A There's short-term infatuation, where someone gets strongly attracted to someone else, and that's probably very often a turning-off of certain things rather than something extra: It's a mental state where you remove your criticism. So to say someone is beautiful is not necessarily positive, it may be something happening so you can't see anything wrong with this person. And then there are long-term attachments, where you adopt the goals of the other person and somehow make serious changes in what you're going to do.
Q And what is the self?
A We often imagine that there's a little person inside ourselves who makes our important decisions for us. However, a more useful idea is that you build many different models of yourself for dealing with different situations -- and each of those self-images can add to your resourcefulness.
Apparently iPods work in zero gravity. That is, unless Apple and their hard drive supplier specifically made special space iPods for cosmonauts and space tourists.
Other hardware that apparently has been used on the International Space Station includes IBM laptops (not sure if they're consumer models or ruggedised mil-spec ones of some sort) and Nikon digital cameras.

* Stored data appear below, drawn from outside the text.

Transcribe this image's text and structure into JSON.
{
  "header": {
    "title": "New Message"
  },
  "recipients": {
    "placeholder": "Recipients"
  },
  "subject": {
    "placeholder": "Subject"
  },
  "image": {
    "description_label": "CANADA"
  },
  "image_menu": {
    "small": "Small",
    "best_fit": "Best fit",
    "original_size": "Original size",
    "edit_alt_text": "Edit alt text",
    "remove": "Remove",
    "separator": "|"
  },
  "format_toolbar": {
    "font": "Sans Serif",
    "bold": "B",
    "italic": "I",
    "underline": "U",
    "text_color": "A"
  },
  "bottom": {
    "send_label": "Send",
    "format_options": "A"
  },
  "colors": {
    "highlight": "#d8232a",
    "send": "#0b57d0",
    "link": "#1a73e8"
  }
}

After Italy saw a spate of gruesome murders carried out by self-professed Satanists (who, apparently, indulge in "a lethal blend of black magic, hard drugs, sex and heavy metal"), the Italian police are planning to set up a "Satan squad". The special task force will include psychologists and a priest and will investigate "potentially dangerous religious movements". Some are concerned, though, that such a squad would become a hammer of Catholic majoritarianism and persecute harmless minority religions.